Get the idea that migration sucks in general?

I like nice pretty gui screens that ...yeah...while I might not read them .... are designed to keep me from being stupid [or hopefully try to be].  Server "kikibitzfinal" knows about 5 roles

Schema - CN=NTDS Settings,CN=KIKIBITZFINAL,CN=Servers,CN=Default-First-Site-Name,CN=Sites,CN=Configuration,DC=Kikibitzrtm,DC=local

Domain - CN=NTDS Settings,CN=KIKIBITZFINAL,CN=Servers,CN=Default-First-Site-Name,CN=Sites,CN=Configuration,DC=Kikibitzrtm,DC=local

PDC - CN=NTDS Settings,CN=KIKIBITZFINAL,CN=Servers,CN=Default-First-Site-Name,CN=Sites,CN=Configuration,DC=Kikibitzrtm,DC=local

RID - CN=NTDS Settings,CN=KIKIBITZFINAL,CN=Servers,CN=Default-First-Site-Name,CN=Sites,CN=Configuration,DC=Kikibitzrtm,DC=local

Infrastructure - CN=NTDS Settings,CN=KIKIBITZFINAL,CN=Servers,CN=Default-First-Site-Name,CN=Sites,CN=Configuration,DC=Kikibitzrtm,DC=local

 

And yeah I can drill into the Active Directory Users and Computers and check the status of the FSMO roles, and I can use ntdsutil to view them... but Mr. AD people?  Gotta get it easier than this....that's for sure.

Filed under:

# re: Dear Active Directory Migration people of Microsoft

Saturday, November 26, 2005 4:24 PM by bradley

You can use a GUI to move each and every role?

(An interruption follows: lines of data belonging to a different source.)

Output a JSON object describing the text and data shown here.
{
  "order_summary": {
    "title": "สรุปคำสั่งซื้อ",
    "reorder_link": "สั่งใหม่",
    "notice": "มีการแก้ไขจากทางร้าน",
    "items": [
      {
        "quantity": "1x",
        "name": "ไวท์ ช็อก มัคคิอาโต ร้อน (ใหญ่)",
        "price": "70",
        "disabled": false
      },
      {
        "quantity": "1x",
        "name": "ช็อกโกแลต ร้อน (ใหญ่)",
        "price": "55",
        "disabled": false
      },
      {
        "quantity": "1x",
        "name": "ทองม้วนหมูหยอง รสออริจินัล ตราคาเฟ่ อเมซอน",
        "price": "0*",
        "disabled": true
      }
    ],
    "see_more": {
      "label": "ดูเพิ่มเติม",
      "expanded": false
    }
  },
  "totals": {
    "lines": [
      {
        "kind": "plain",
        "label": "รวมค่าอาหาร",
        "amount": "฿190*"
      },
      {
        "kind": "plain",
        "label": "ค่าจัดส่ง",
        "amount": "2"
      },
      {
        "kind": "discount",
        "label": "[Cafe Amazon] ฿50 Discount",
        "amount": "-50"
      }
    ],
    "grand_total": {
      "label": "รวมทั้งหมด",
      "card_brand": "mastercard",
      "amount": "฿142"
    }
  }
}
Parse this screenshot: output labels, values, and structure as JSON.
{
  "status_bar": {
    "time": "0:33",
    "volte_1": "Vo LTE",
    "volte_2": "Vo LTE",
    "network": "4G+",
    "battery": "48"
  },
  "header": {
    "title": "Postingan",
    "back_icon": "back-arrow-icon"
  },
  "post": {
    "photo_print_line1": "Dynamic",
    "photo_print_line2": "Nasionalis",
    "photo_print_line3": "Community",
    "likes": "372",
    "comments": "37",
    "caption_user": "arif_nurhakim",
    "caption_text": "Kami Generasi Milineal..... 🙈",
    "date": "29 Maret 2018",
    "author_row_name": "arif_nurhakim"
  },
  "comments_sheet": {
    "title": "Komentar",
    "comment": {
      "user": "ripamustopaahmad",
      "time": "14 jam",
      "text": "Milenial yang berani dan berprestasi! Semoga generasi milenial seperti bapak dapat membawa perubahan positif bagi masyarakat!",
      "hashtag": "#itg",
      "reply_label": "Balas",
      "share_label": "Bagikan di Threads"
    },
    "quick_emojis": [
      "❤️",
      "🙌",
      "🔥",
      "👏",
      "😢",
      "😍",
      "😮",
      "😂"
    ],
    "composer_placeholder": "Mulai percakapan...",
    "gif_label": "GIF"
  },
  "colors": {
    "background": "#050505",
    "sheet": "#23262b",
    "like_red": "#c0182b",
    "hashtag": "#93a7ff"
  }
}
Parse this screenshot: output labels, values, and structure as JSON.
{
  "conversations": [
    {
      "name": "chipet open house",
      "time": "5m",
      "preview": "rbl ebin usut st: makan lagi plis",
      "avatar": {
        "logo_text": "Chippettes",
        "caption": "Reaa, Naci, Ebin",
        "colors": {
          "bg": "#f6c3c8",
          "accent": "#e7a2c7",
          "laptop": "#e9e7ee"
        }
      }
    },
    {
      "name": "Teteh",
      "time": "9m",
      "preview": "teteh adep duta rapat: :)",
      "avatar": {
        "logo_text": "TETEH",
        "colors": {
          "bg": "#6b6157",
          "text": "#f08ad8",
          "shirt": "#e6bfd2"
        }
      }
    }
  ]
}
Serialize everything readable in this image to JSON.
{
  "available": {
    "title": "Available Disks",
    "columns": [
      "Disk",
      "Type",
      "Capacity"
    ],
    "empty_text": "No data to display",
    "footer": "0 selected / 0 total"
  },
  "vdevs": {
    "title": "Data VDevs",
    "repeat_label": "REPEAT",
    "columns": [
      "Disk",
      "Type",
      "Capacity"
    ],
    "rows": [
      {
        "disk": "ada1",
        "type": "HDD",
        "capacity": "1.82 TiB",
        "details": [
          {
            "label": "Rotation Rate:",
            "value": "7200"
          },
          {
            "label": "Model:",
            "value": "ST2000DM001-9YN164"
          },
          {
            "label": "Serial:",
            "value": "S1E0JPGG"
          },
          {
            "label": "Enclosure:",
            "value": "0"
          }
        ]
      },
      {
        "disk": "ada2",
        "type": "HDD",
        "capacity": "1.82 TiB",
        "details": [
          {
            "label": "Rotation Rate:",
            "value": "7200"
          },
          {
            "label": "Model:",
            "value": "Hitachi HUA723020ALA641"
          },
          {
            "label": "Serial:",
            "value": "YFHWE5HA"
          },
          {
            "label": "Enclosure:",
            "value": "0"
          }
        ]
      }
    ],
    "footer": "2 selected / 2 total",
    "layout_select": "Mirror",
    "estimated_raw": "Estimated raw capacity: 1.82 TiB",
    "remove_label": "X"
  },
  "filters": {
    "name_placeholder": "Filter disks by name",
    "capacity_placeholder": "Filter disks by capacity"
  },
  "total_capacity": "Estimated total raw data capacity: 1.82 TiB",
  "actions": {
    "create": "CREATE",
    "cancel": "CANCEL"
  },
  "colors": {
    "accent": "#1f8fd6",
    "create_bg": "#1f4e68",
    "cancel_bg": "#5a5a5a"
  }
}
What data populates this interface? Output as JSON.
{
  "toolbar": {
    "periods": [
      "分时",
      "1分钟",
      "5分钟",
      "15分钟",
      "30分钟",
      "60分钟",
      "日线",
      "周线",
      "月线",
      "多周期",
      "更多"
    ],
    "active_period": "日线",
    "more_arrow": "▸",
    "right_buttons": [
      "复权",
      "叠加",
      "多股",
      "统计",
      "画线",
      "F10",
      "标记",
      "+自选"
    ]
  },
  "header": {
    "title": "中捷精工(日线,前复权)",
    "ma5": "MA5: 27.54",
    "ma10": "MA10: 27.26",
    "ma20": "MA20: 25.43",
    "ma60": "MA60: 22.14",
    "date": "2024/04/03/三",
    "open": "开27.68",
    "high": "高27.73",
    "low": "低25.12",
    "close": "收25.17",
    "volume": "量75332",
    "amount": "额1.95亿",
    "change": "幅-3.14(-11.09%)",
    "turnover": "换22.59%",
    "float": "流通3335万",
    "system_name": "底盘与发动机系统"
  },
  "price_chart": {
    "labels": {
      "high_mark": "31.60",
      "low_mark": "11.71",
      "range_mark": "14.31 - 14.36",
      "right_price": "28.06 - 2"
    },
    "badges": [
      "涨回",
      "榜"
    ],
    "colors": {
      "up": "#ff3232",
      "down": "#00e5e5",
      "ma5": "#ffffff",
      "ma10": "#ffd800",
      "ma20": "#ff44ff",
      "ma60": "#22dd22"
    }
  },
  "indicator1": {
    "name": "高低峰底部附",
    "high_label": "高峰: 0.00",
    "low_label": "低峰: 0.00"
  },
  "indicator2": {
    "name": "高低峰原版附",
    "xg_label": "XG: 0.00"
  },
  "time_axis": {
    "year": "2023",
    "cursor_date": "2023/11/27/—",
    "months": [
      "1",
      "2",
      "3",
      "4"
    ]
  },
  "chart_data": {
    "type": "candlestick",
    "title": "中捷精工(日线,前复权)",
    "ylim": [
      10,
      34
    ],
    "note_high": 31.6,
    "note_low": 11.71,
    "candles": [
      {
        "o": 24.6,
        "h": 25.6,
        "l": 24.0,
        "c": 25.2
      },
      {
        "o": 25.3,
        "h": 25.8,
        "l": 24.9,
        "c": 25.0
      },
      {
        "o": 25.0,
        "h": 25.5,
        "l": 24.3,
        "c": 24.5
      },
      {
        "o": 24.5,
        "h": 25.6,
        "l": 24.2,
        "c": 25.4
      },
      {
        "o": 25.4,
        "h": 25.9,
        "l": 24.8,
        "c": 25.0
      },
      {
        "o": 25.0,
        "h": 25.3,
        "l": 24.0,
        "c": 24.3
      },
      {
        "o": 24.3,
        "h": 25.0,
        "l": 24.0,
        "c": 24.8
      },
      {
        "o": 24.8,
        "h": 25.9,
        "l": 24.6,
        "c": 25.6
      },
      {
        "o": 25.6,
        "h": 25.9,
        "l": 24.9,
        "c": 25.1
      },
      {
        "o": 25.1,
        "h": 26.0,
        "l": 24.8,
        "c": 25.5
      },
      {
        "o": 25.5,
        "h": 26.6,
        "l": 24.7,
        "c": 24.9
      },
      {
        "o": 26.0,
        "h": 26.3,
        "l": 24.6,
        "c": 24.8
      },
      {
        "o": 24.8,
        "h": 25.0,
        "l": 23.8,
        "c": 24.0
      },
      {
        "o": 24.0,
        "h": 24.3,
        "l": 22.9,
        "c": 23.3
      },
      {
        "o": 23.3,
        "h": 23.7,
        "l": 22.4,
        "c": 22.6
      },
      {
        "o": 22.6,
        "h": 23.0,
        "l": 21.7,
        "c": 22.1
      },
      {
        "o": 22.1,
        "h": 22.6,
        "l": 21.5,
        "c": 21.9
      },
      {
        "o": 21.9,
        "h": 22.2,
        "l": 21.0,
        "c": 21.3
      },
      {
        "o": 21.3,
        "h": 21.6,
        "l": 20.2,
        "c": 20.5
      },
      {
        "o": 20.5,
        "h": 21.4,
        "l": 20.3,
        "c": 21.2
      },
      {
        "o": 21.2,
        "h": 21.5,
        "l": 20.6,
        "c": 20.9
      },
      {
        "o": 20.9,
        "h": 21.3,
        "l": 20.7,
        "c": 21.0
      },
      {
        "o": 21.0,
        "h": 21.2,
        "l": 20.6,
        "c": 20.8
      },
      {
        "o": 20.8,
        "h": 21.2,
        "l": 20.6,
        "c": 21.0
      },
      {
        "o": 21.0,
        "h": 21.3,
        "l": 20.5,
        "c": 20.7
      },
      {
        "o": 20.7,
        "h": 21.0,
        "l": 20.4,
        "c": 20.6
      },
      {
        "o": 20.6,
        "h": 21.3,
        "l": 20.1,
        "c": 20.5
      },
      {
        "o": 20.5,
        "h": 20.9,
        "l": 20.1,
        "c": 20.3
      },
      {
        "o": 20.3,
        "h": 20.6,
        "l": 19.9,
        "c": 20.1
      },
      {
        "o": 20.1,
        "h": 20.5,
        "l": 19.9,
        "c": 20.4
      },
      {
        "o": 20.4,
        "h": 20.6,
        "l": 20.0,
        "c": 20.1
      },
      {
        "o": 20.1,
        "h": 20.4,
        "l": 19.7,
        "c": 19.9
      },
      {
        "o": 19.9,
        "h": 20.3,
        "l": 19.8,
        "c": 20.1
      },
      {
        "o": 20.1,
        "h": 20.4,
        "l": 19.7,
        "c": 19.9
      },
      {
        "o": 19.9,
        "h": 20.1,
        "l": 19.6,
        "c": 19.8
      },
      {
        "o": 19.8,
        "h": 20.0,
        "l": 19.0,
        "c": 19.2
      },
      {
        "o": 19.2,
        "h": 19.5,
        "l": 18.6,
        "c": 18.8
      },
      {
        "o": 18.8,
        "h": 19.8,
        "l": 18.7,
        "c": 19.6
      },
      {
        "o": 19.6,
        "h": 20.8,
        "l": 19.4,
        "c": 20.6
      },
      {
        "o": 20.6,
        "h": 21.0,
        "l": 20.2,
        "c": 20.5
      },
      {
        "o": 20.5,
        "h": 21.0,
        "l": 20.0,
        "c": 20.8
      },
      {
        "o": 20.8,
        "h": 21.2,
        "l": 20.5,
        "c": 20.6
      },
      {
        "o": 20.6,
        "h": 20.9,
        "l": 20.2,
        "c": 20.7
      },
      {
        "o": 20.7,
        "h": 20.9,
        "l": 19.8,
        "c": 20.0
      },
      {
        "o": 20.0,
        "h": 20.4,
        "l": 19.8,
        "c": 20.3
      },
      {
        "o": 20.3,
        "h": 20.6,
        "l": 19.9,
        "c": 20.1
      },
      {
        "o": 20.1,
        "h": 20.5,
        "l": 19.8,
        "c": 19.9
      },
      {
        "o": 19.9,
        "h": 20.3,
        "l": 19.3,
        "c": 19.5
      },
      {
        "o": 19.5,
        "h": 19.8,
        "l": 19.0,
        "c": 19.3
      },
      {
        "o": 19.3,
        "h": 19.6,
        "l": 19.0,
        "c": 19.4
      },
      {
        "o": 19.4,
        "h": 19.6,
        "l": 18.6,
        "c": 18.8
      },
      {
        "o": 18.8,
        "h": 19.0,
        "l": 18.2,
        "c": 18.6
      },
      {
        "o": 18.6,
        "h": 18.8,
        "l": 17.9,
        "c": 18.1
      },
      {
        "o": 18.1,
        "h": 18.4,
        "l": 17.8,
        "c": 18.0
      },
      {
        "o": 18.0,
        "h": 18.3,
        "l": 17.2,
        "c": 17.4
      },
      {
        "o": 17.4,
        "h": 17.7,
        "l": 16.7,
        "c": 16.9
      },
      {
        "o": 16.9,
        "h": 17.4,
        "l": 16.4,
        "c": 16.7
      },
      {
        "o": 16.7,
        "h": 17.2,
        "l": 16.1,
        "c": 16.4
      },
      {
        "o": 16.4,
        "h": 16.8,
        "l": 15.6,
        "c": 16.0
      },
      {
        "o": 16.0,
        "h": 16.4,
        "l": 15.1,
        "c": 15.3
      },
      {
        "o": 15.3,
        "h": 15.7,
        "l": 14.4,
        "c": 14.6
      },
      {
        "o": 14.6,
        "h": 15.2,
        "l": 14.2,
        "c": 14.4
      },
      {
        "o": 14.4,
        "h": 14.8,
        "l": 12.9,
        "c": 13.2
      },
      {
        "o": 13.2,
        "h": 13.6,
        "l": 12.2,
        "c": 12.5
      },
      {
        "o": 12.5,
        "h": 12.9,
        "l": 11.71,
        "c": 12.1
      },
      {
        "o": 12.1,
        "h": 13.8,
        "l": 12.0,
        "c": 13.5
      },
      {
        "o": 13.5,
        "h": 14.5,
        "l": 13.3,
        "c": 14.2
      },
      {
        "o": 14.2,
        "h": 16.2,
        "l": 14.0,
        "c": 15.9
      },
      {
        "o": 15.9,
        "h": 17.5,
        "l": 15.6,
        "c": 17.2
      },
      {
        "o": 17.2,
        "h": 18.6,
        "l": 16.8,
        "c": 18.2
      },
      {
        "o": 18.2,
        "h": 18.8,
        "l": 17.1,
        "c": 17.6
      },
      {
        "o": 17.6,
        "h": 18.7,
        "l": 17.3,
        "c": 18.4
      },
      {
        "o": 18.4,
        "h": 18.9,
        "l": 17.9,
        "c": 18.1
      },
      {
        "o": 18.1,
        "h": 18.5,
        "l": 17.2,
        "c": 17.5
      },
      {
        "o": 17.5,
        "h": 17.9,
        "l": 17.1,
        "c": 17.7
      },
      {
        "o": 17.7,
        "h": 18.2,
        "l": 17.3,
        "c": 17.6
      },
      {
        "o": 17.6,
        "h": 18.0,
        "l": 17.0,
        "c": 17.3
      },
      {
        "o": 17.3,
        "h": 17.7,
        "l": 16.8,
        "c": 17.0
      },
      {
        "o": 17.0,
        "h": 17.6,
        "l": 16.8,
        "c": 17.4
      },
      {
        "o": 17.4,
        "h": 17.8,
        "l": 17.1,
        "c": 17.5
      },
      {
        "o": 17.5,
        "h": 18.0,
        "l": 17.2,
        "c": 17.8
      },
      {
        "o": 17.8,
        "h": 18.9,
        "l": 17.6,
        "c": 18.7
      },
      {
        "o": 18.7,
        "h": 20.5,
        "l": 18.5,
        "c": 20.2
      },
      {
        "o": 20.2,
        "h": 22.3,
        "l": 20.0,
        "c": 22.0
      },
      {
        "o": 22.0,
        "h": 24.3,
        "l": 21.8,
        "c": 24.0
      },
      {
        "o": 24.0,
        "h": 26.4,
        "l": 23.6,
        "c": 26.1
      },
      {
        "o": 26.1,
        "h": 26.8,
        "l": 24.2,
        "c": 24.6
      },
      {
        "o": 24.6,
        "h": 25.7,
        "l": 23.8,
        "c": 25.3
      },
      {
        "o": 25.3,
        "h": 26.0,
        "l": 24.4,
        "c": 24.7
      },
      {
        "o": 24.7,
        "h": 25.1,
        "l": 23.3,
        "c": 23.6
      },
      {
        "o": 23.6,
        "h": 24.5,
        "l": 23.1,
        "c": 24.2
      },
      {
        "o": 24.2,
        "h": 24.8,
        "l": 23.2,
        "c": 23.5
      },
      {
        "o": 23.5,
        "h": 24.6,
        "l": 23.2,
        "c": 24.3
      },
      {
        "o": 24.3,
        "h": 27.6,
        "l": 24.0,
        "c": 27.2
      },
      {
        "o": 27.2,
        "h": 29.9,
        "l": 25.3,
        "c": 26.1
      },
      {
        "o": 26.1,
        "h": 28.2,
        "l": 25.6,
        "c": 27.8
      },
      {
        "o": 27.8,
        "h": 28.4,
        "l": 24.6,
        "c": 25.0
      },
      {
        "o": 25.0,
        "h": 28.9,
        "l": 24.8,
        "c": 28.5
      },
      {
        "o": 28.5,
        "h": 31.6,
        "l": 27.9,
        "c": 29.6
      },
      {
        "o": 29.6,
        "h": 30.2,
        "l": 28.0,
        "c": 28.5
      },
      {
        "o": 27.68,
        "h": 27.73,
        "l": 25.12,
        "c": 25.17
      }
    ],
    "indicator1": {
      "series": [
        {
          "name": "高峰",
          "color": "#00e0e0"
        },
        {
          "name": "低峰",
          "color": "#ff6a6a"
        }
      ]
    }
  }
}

There comes a breaking point (if you will) where you have to devote the time and energy to knowing what you are doing. If a person does not know how to transfer the roles, then the probobly don't know why they are doing it, and therefore shouldnt be touching it, blonde or not.

# re: Dear Active Directory Migration people of Microsoft

Saturday, November 26, 2005 4:33 PM by bradley

Yeah well tell that to the marketing guys.

The problem that I'm seeing is that marketing is 'spinning' these platforms into being so easy to handle and yet they are not building in paths for upgrade.

Actually to transfer or move, yes, but to seize, which is what the last part of the process needs, you need the command line.

# re: Dear Active Directory Migration people of Microsoft

Monday, November 28, 2005 5:10 AM by bradley

I have done about 5 or 6 migrations, and none of them are ever 'cookie-cutter' easy. There is always a problem, like FRS not working or something. Also, concerning moving Exchange, I have found the easiest and most trouble free method is to use NTBackup to backup the whole exchange store to a removable hard drive, run through the entire Swing-thing and then do a restore on the new equipment according to Hoyle.

I have taken Jeff's procedure, printed it out, annotated it with my own notes, color coded the commands, etc. and it works pretty well now for me and my techs. Never easy, but less troublesome.

Oh, and by the way, a HECK of a lot easier than reloading a new server and re-doing 60 desktop profiles before the beginning of the next business day!!!!!